The council did discuss lengthening the time in the evenings when residents could leave their trash outside. Councilman Ken Brenner said many working people would have trouble getting home before 6 p.m. to put their trash cans inside.
He thinks empty trash cans sitting out in the evening do not cause the problems, but full ones left out overnight do.
This summer, close to 200 warnings were issued to residents who were violating the city ordinance, but only four cases went to municipal court, and the judge dismissed two of those cases.
City Prosecutor Collette Erickson said violators could not be easily prosecuted because the existing bear ordinance is under the city nuisance code, and the nuisance just has to be abated for the case to be dismissed.

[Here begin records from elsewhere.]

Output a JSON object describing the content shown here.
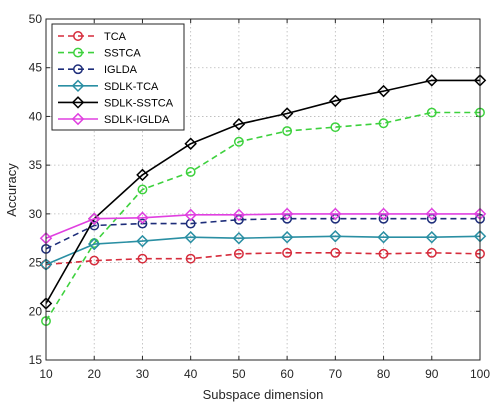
{
  "chart_data": {
    "type": "line",
    "xlabel": "Subspace dimension",
    "ylabel": "Accuracy",
    "x": [
      10,
      20,
      30,
      40,
      50,
      60,
      70,
      80,
      90,
      100
    ],
    "xlim": [
      10,
      100
    ],
    "ylim": [
      15,
      50
    ],
    "xticks": [
      "10",
      "20",
      "30",
      "40",
      "50",
      "60",
      "70",
      "80",
      "90",
      "100"
    ],
    "yticks": [
      "15",
      "20",
      "25",
      "30",
      "35",
      "40",
      "45",
      "50"
    ],
    "grid": "dotted",
    "legend_position": "top-left",
    "series": [
      {
        "name": "TCA",
        "color": "#d62c3c",
        "dash": "dashed",
        "marker": "circle",
        "values": [
          24.8,
          25.2,
          25.4,
          25.4,
          25.9,
          26.0,
          26.0,
          25.9,
          26.0,
          25.9
        ]
      },
      {
        "name": "SSTCA",
        "color": "#3dd13d",
        "dash": "dashed",
        "marker": "circle",
        "values": [
          19.0,
          27.0,
          32.5,
          34.3,
          37.4,
          38.5,
          38.9,
          39.3,
          40.4,
          40.4
        ]
      },
      {
        "name": "IGLDA",
        "color": "#1d2d7a",
        "dash": "dashed",
        "marker": "circle",
        "values": [
          26.4,
          28.8,
          29.0,
          29.0,
          29.4,
          29.5,
          29.5,
          29.5,
          29.5,
          29.5
        ]
      },
      {
        "name": "SDLK-TCA",
        "color": "#2a8fa3",
        "dash": "solid",
        "marker": "diamond",
        "values": [
          24.8,
          26.9,
          27.2,
          27.6,
          27.5,
          27.6,
          27.7,
          27.6,
          27.6,
          27.7
        ]
      },
      {
        "name": "SDLK-SSTCA",
        "color": "#000000",
        "dash": "solid",
        "marker": "diamond",
        "values": [
          20.8,
          29.5,
          34.0,
          37.2,
          39.2,
          40.3,
          41.6,
          42.6,
          43.7,
          43.7
        ]
      },
      {
        "name": "SDLK-IGLDA",
        "color": "#e040e0",
        "dash": "solid",
        "marker": "diamond",
        "values": [
          27.5,
          29.5,
          29.6,
          29.9,
          29.9,
          30.0,
          30.0,
          30.0,
          30.0,
          30.0
        ]
      }
    ]
  }
}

Erickson asked that the municipal judge have more flexibility with the penalties and recommended similar leeway that is given in assigning traffic fines. Under city law, most fines do not start for less than $45.
Erickson said it also could be possible for a judge to waive a $100 fine if the offender, on the second offense, agreed to purchase a wildlife-proof trash can.
Valerie Masiello, District Wildlife Manager for the Steamboat area, said the city's improved ordinance would not stop bears and other wildlife from coming into the city limits and into people's property, but it would reduce the risk of human and bear encounters.
"It is not going to keep them out of town, but it will keep them away from food and people," she said.
Taking away easily accessible trash cans as a food source and discouraging bears from being near residences, such as banging pots and pans and making loud noises, will send the message, she said.
"The only thing these bears have gotten in Steamboat Springs is positive reinforcement. We need to give them nothing or negative reinforcement," Masiello said.